Le Guide suprême Ali Khamenei s’est fendu d’un tweet, affirmant que « les joueurs de l’équipe nationale iranienne ont rendu la nation iranienne heureuse. Que Dieu les rende heureux ».

« D’un côté, si les joueurs manifestent, même de façon silencieuse, leur soutien à la révolte, ils risquent de se faire réprimer, et de l’autre côté, vous avez des activistes et des gens engagés dans la lutte, qui risquent leur vie en Iran et qui attendent qu’ils soient des porte-drapeaux et les premiers activistes », explique à l’AFP Jean-Baptiste Guégan, enseignant et spécialiste de la géopolitique du sport. « Ce qui n’est pas possible, car ils pourraient être sanctionnés à leur retour et la sélection suspendue par la FIFA. C’est tout le dilemme des joueurs. »
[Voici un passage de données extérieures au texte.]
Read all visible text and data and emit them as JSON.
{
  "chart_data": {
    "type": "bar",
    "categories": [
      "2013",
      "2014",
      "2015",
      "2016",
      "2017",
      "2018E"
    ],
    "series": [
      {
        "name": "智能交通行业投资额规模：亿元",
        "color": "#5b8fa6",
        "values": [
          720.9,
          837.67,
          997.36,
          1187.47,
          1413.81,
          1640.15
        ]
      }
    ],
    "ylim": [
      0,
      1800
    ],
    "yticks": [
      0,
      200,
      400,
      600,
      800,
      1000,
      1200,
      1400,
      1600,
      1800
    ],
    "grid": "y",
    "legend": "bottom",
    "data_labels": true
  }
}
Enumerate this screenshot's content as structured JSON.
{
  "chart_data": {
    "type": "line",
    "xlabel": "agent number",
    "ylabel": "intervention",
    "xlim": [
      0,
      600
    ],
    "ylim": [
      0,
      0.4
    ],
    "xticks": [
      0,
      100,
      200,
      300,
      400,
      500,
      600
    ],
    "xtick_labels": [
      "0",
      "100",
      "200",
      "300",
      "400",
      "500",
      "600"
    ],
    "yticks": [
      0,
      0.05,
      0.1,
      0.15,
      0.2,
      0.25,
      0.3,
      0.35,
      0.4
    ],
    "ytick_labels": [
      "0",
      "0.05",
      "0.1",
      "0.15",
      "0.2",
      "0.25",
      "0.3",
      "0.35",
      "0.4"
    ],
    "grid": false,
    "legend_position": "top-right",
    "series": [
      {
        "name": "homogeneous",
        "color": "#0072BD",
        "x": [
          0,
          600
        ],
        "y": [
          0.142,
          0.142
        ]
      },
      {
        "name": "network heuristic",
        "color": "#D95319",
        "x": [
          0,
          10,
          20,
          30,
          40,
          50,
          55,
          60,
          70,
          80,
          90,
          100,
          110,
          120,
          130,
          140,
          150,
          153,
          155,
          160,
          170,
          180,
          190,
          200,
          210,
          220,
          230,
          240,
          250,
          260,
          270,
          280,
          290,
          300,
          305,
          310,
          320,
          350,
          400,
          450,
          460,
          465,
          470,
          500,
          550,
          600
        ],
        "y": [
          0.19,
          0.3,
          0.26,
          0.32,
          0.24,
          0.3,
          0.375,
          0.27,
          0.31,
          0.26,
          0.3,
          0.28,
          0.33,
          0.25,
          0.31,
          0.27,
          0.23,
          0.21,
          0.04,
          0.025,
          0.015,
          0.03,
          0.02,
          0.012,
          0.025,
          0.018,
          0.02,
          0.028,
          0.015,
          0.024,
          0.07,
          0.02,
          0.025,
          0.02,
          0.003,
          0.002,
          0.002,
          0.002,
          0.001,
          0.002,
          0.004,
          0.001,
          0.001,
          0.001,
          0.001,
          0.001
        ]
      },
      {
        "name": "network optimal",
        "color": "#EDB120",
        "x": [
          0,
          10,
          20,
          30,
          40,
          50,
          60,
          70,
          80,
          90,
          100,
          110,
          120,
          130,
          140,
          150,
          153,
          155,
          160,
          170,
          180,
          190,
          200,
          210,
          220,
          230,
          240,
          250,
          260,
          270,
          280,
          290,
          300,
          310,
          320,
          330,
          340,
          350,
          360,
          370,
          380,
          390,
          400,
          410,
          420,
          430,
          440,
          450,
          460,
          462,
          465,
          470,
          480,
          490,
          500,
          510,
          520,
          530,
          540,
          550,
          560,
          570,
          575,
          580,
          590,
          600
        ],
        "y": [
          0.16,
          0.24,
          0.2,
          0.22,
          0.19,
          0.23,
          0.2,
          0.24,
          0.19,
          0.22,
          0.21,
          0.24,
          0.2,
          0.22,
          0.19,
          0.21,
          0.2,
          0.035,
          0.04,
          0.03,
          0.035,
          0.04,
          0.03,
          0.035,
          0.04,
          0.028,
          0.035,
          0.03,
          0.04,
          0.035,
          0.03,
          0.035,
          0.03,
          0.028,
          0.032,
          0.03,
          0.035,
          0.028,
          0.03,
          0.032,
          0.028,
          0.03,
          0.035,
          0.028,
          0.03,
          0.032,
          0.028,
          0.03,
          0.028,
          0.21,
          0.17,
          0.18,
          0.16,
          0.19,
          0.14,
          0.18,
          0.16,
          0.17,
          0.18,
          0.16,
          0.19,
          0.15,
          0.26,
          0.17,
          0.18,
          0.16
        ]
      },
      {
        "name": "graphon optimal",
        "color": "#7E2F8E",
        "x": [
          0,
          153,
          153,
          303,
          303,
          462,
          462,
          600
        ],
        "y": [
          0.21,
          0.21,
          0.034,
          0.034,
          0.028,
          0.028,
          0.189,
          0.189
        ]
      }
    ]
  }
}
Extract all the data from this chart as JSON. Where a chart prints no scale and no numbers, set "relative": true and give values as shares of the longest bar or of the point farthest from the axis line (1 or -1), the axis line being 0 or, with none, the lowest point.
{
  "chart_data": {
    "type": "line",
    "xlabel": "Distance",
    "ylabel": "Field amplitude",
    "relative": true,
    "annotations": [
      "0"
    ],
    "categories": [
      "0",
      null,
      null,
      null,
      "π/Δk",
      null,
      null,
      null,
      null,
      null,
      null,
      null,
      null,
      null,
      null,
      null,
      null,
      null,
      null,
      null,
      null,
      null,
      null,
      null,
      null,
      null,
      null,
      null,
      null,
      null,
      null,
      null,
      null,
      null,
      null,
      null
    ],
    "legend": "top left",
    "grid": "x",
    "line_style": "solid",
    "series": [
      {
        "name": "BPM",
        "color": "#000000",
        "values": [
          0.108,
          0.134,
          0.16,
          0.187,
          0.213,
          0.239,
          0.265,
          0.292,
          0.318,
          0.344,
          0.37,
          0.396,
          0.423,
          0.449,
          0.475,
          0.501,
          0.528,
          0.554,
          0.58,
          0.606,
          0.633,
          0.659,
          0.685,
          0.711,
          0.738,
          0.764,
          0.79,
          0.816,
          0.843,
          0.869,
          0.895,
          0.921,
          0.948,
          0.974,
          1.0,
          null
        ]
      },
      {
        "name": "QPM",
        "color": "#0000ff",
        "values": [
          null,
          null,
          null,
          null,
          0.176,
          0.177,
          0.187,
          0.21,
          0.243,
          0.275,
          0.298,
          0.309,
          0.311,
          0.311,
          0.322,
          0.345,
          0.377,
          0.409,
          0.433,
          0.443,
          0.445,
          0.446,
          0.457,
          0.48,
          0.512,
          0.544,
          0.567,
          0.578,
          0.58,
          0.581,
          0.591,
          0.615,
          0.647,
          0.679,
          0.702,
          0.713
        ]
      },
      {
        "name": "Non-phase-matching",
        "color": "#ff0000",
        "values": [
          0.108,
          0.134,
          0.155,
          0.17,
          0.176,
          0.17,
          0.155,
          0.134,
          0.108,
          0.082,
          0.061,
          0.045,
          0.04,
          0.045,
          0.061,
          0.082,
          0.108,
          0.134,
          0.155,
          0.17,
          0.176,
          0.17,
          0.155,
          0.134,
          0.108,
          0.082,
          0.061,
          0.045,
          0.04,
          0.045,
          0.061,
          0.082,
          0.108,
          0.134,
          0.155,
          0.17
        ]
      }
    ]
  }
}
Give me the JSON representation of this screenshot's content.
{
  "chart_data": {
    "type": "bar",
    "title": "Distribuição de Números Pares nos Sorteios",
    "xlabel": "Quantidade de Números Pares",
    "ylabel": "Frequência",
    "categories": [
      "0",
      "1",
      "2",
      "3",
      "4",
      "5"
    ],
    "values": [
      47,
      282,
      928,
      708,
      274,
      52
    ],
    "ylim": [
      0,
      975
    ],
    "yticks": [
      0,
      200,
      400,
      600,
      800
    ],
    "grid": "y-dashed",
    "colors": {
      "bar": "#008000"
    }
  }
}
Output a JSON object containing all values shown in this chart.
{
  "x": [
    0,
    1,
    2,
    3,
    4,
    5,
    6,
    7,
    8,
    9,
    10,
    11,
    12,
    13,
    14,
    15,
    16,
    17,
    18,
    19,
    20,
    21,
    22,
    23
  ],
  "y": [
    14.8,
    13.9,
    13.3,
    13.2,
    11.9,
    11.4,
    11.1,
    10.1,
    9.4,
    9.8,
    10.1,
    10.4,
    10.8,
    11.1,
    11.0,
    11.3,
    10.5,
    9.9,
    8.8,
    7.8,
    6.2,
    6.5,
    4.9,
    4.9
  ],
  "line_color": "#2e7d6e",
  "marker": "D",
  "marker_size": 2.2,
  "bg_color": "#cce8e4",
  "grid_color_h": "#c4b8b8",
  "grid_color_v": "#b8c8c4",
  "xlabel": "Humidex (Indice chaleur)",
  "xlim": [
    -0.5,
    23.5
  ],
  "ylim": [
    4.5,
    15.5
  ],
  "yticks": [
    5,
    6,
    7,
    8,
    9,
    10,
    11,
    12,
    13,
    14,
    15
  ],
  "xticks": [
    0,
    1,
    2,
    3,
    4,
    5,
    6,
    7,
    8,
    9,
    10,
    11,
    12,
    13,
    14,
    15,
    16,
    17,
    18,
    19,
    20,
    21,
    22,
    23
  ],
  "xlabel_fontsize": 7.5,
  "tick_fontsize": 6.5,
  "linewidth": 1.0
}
« Ils sont constamment entre le marteau et l’enclume et, quoi qu’ils fassent, ils en subiront les conséquences. Il y a un vrai risque pour eux si la situation s’embrase encore plus en Iran », ajoute-t-il.

La semaine dernière, un ancien joueur international originaire du Kurdistan iranien, Voria Ghafouri, a été arrêté pour « propagande » contre l’État, avant d’être libéré sous caution samedi. De son côté, la légende du football iranien Ali Daei, qui soutient les manifestants, a annoncé lundi avoir été « menacé ».